Confraternities of Catholic Clergy Reaffirm Church’s Teaching on Marriage and the Family

Cardinal Raymond Burke encouraged the gathering of representatives for nearly 1,000 priests at a conference in Rome not to give up amid the ‘troubled waters of confusion and error which surround us.’

(photo: 2013 CNA/Lauren Cater)

VATICAN CITY — A large group of clergy from English-speaking countries have unanimously reaffirmed their support for Church teaching on marriage and the family, implicitly rejecting proposals at the 2014 Extraordinary Synod of Bishops on the Family that the Church alter pastoral practice and doctrine in this area.

In a statement issued at the end of a five-day conference in Rome Jan. 5-9, the Confraternities of Catholic Clergy in the United States, Australia, Britain and Ireland said they pledged their “unwavering fidelity to the traditional doctrines regarding marriage and the true meaning of human sexuality, as proclaimed in the word of God and set out clearly in the Church’s ordinary and universal magisterium.”

During last October’s extraordinary synod on the family, controversy erupted when attempts were made to promote changes in pastoral practice concerning marriage and human sexuality.

Cardinal Walter Kasper of Germany was a lightning rod, suggesting in a keynote speech that launched the synodal process, that the Church should allow divorced and remarried Catholics to receive Communion. Opponents argued that such changes would not be consistent with the Church’s doctrine.

Controversy also focused on elements of the synod document that addressed pastoral practices dealing with homosexuality and cohabitation.

Having discussed issues pertinent to the upcoming second synod on the family, to take place in October this year, and responding “to the Holy Father’s call for reflection,” the priests stressed their commitment to “presenting anew the Good News about marriage and family life in all its fullness and helping, with the Lord’s compassion, those who struggle to follow the Gospel in a secular society.”

The priests also affirmed the “importance of upholding the Church’s traditional discipline regarding the reception of the sacraments and that doctrine and practice must remain firmly and inseparably in harmony.”

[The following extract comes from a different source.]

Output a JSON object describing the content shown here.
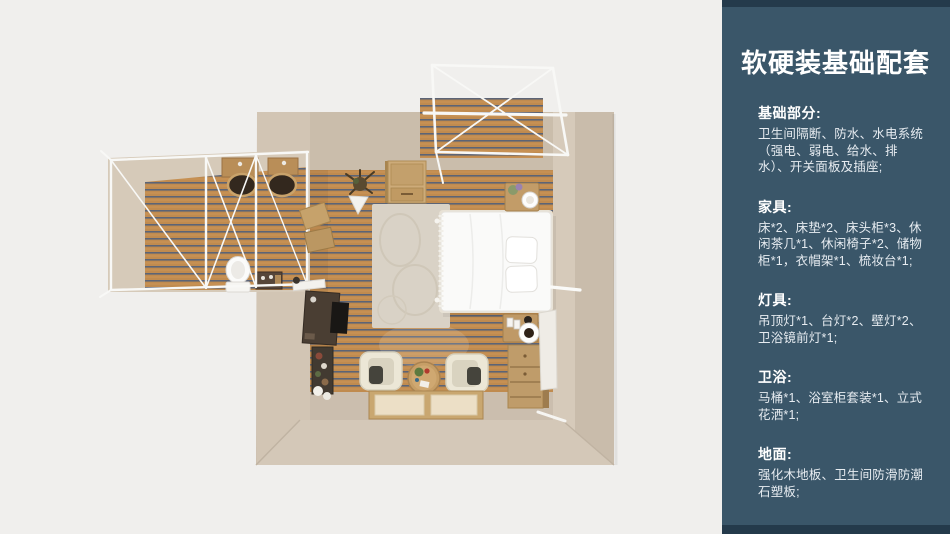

The confraternities, who represent nearly 1,000 priests in Anglophone countries, told the Register they believe the statement is clear and charitable, but fair, and expresses the sense among “many Catholic priests” of the issues discussed at the synod. They also said that such a “united expression of orthodoxy” gives them “joy and hope.”

The Confraternity of Catholic Clergy in the United States is based in San Diego. Its president is frequent EWTN contributor Father John Trigilio.


Cardinal Burke’s Homily

During his homily at a Mass for the priests in St. Peter’s Basilica on Jan. 9, Cardinal Raymond Burke encouraged them not to give up.

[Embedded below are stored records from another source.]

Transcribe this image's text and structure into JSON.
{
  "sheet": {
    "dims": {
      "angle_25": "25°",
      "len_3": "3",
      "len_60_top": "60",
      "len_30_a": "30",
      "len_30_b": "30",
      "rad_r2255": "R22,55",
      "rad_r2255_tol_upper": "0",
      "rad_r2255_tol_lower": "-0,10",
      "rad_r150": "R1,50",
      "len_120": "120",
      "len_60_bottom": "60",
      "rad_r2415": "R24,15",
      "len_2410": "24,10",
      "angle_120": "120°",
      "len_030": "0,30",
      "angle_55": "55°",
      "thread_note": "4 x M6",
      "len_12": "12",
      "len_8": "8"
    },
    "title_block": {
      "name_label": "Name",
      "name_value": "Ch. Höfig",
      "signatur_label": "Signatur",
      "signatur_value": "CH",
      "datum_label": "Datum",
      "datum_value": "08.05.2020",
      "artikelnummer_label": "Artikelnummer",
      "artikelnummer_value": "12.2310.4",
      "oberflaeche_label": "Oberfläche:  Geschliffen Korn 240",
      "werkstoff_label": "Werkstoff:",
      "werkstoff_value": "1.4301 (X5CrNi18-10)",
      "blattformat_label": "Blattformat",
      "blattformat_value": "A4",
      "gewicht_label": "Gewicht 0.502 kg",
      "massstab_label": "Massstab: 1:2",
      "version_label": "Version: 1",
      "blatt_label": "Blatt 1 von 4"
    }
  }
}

The patron of the Knights of Malta said the “frighteningly troubled times in which we live surely make us more conscious of the great and seemingly overwhelming struggle” that priests today are facing.

“Confusion and error about the most fundamental truths of the moral law lead our culture into a greater and evermore self-destructive corruption,” the American cardinal said.

Cardinal Burke added, “The Church exists to call the culture to conversion and to transform it, but in the struggle to row the boat of the Church against the troubled waters of the confusion and error which surround us, there is the temptation to give up and let the boat move with the times, with the result that the same confusion and error enters into the very life of the Church.”

But he said that, at the same time, “it is the occasion to set aside our useless self-pity and fear and recognize that Christ is alive in our midst, that he comes to us upon the deeply troubled waters through which we are called to navigate the boat of this mystical body.”

Cardinal Burke invited the priests to “strive every day” to give their lives completely to Christ and to be confident that, “with Christ,” the turbulent waters become “navigable.”

And he stressed that the strength to meet today’s challenges, teach the truth of the faith and minister the saving mysteries to the faithful “comes solely from the holy Eucharist, from our union with Christ in the Eucharistic sacrifice and our communion with him in his body, blood, soul and divinity.”

He concluded, “If the reality of the priestly office, as it must be exercised in the present time of profound confusion and error, instills in us an understandable fear, we must at the same moment open our eyes to behold Christ, walking toward us on the turbulent waters, and open our ears to hear his voice coming from his Eucharistic heart: ‘Courage! It is I. Do not be afraid.’”

Cardinal George Pell, prefect of the Vatican’s Secretariat for the Economy, was among the conference speakers. He underlined that the mission of the Church needs a clear and unambiguous witness to Christ.

“The Confraternities of Catholic Clergy, in their service to the Church and the world, are committed to prophetic witness, which challenges contemporary culture,” the priests said in a closing statement. “We share the Holy Father's care and concern for the family and pray that the upcoming synod enables the Church to more effectively proclaim Christ’s vision of marriage and family.”



Edward Pentin is the Register’s Rome correspondent.